Ce n'était pas seulement l'air parisien de septembre et mon humeur qui rendaient les huîtres et le Chablis si copieux.
Le Chablis était un vin produit à partir d'huîtres.
Boire du Chablis, c'était comme boire des huîtres.

---Extrait de « Huîtres et Chablis »

Ayant commencé par déguster des highballs au Kakubin de Suntory et ayant apprécié ceux au Johnnie Walker et au Glenlivet, j'ai été un peu surpris d'apprendre qu'ils en fabriquent également avec du Lagavulin.
Je pensais qu'un whisky doux serait plus approprié pour un highball qu'un whisky fumé, et je pensais aussi que le Lagavulin était trop fort pour en faire un highball.
J'ai essayé et ce n'était pas vrai.
Un highball préparé avec du Lagavulin avait quelque chose de différent d'un highball préparé avec du Johnnie Walker Red ou du Glenfiddich 12 ans d'âge.
Saveur Lagavulin.
Le Lagavulin Highball avait le goût du Lagavulin.
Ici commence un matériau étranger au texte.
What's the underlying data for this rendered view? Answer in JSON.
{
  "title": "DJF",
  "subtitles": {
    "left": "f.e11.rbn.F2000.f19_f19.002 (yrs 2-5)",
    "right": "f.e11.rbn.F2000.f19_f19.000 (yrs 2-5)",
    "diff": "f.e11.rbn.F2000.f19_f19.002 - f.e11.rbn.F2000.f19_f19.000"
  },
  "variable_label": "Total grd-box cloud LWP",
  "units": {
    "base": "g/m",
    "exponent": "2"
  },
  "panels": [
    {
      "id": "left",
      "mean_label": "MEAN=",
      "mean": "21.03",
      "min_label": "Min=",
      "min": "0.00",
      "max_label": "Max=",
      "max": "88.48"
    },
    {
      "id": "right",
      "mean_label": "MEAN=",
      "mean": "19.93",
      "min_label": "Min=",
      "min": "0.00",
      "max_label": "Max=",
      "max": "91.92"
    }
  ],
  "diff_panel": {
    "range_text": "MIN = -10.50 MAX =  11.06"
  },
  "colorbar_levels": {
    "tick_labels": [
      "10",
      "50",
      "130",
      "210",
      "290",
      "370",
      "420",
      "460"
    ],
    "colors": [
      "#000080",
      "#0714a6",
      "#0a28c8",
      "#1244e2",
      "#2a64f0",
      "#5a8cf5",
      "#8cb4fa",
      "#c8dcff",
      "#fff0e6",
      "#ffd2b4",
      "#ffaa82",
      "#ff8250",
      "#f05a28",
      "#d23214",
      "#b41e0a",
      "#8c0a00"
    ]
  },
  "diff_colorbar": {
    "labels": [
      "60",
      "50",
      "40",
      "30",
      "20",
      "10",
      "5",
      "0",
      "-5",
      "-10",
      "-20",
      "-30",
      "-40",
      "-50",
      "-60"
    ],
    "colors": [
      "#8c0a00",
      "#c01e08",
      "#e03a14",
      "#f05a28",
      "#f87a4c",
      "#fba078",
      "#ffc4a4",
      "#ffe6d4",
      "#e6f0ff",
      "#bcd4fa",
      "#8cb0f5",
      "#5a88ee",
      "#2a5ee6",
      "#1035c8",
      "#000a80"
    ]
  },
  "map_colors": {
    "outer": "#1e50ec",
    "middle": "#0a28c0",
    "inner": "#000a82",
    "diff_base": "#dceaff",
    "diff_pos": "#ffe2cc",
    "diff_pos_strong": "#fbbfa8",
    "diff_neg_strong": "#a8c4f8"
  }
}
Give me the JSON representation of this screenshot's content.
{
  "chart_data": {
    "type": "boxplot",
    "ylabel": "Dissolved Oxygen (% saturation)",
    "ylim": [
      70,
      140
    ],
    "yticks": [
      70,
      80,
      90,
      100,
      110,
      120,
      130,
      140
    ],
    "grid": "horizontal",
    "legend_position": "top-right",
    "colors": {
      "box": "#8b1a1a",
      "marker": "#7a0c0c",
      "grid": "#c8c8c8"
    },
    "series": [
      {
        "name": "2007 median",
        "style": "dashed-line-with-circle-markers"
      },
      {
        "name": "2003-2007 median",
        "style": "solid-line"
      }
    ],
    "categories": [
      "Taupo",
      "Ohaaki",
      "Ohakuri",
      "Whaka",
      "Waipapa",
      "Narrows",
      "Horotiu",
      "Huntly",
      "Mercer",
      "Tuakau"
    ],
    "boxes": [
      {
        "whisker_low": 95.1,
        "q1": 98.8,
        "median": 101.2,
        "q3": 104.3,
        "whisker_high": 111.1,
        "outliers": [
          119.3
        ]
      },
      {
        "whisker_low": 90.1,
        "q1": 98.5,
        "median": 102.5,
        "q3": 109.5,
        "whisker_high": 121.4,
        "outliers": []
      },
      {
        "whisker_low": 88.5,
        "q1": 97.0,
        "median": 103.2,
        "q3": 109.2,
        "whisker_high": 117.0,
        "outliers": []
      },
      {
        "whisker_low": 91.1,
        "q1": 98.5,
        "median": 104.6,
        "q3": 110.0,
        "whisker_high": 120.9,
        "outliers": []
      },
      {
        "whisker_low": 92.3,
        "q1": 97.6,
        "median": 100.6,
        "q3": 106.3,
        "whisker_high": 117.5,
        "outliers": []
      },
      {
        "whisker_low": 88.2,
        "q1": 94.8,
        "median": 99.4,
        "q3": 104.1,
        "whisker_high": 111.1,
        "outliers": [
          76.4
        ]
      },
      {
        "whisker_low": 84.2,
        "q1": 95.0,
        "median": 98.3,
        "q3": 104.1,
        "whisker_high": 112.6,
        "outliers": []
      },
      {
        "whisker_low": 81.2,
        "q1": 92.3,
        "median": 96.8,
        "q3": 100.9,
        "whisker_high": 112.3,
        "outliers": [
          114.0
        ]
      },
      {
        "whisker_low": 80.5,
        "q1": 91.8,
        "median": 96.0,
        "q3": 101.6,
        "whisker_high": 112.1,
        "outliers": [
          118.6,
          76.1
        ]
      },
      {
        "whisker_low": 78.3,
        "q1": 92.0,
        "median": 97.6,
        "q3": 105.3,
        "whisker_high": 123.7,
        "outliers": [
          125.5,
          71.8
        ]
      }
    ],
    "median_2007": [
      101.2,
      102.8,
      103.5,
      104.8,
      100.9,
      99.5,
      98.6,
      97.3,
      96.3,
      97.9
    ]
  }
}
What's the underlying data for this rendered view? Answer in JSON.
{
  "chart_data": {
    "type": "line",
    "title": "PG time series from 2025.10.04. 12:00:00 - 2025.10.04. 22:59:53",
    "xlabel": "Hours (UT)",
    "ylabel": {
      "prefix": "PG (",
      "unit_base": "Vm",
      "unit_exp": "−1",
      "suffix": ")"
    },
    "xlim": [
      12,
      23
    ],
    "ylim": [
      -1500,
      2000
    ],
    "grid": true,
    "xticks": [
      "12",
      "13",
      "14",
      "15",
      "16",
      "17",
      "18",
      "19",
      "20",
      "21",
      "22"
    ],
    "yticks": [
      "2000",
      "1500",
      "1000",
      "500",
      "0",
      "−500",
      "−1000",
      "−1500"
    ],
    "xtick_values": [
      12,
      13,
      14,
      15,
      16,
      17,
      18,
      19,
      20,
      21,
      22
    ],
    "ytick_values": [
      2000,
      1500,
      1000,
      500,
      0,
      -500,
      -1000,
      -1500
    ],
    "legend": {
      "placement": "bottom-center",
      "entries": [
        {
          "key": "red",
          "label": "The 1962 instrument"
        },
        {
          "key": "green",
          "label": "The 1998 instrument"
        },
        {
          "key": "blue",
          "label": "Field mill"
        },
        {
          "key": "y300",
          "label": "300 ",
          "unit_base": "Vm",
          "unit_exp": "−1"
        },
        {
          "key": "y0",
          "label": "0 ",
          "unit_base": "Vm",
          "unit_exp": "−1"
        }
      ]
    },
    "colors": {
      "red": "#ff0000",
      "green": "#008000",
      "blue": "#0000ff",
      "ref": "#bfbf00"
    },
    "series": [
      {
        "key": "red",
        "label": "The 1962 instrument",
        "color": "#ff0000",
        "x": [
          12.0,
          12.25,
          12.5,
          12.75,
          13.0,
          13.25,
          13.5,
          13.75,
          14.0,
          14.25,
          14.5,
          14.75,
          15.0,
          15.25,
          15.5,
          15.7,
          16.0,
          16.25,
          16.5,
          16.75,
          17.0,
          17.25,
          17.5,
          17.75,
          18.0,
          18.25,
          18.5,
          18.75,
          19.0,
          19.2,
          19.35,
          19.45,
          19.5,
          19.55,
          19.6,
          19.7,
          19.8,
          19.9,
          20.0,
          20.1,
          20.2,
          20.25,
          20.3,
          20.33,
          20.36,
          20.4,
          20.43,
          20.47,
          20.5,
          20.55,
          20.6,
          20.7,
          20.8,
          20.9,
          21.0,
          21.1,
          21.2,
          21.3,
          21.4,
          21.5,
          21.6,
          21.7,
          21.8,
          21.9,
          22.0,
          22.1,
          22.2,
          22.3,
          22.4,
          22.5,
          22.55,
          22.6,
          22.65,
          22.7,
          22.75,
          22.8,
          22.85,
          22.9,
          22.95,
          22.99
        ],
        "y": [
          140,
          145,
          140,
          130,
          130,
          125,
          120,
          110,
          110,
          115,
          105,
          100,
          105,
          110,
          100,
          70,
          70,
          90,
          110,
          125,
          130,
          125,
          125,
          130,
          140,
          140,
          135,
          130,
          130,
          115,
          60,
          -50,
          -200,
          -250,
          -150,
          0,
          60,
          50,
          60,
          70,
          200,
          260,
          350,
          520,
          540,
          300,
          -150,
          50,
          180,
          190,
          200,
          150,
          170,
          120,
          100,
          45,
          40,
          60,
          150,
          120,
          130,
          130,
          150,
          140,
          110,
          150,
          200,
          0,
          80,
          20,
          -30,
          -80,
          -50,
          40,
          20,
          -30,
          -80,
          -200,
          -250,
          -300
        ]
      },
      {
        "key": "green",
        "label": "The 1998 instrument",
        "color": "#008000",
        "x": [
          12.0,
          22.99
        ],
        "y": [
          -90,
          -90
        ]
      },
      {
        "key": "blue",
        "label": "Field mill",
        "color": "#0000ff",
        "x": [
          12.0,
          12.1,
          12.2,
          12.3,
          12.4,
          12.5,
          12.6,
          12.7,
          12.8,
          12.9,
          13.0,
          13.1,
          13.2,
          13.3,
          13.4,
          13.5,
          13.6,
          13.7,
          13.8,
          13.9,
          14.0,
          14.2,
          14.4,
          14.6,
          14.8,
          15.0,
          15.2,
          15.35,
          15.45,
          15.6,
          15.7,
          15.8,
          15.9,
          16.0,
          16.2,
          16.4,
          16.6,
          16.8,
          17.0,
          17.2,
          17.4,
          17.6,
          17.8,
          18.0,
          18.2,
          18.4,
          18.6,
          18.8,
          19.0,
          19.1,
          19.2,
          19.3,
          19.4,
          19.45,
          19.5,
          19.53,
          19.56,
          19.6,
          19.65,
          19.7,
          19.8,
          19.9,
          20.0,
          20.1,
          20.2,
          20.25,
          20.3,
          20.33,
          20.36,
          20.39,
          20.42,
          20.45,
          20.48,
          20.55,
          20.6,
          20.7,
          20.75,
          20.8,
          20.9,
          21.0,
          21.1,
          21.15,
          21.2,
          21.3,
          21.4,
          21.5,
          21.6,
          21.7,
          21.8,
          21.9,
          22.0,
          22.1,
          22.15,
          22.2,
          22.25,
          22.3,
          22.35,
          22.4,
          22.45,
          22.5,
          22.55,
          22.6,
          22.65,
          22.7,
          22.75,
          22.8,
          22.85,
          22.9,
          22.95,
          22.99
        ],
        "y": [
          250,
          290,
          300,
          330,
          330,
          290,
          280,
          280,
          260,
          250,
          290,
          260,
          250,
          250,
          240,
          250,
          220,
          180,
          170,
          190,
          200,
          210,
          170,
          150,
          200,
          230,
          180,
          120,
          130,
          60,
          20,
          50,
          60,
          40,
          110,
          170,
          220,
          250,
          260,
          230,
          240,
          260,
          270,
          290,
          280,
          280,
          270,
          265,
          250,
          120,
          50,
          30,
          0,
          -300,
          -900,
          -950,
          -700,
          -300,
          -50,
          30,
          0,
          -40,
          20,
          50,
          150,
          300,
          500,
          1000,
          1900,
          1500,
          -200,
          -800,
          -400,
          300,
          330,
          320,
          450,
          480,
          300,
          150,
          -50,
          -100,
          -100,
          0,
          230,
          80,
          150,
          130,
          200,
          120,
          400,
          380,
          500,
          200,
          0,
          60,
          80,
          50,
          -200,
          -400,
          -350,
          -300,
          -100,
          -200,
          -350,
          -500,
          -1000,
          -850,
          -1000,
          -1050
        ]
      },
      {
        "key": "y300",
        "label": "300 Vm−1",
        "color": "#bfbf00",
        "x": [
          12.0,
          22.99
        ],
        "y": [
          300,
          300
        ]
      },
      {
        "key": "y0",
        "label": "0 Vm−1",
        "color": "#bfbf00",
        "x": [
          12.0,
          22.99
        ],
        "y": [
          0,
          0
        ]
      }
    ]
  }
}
---Extrait de « L'excitation du Highball »

C'est un texte écrit avec un cœur joyeux.
Je l'ai écrit comme si je harcelais quelqu'un avec qui j'aurais envie de passer la nuit.
Alors j'ai un peu parlé.
D'habitude, je ne parle pas beaucoup.
Il arrive souvent que la vocalisation soit perçue comme une corvée.
Je me demande pourquoi je dois mettre tout cela par écrit.
Plutôt que de parler de choses futiles, il vaut mieux boire sans rien dire.
Peut-être parce que j'aime parler.
Lorsque j'écoute les mots prononcés par la voix, je ne veux pas dire n'importe quoi.
J'ai toujours pensé que le silence recèle des choses bien plus riches que les mots, donc si les mots sont inférieurs au silence, il vaut mieux les laisser en suspens.
---Extrait de l'« Épilogue »

Avis de l'éditeur
Je bois parce que j'ai envie de boire, je bois parce que c'est amusant.
Je n'ai pas à le supporter.


« Quand on boit de l’alcool, les émotions mûrissent. »
Je bois de l'alcool et je mets mes émotions exacerbées dans l'histoire.
« Les histoires que j’écris quand je suis sobre sont incroyablement stupides. » Scott Fitzgerald, célèbre pour être un grand buveur, a dit cela de son vivant.
Comme on pouvait s'y attendre de la part d'un alcoolique, ses romans regorgent d'histoires sur l'alcool.
En réalité, Gatsby le Magnifique est un roman inspiré par l'expérience d'assister à une fête luxueuse où l'on boit et danse, et Tendre est la nuit est également un roman mettant en scène des personnages qui consomment de l'alcool de façon régulière.
Le titre de ce livre, « La nuit est douce, buvez », semble être le fruit de l'association la plus naturelle que l'écrivain Han Eun-hyung, qui aime l'alcool et les moments passés à boire, ait pu imaginer.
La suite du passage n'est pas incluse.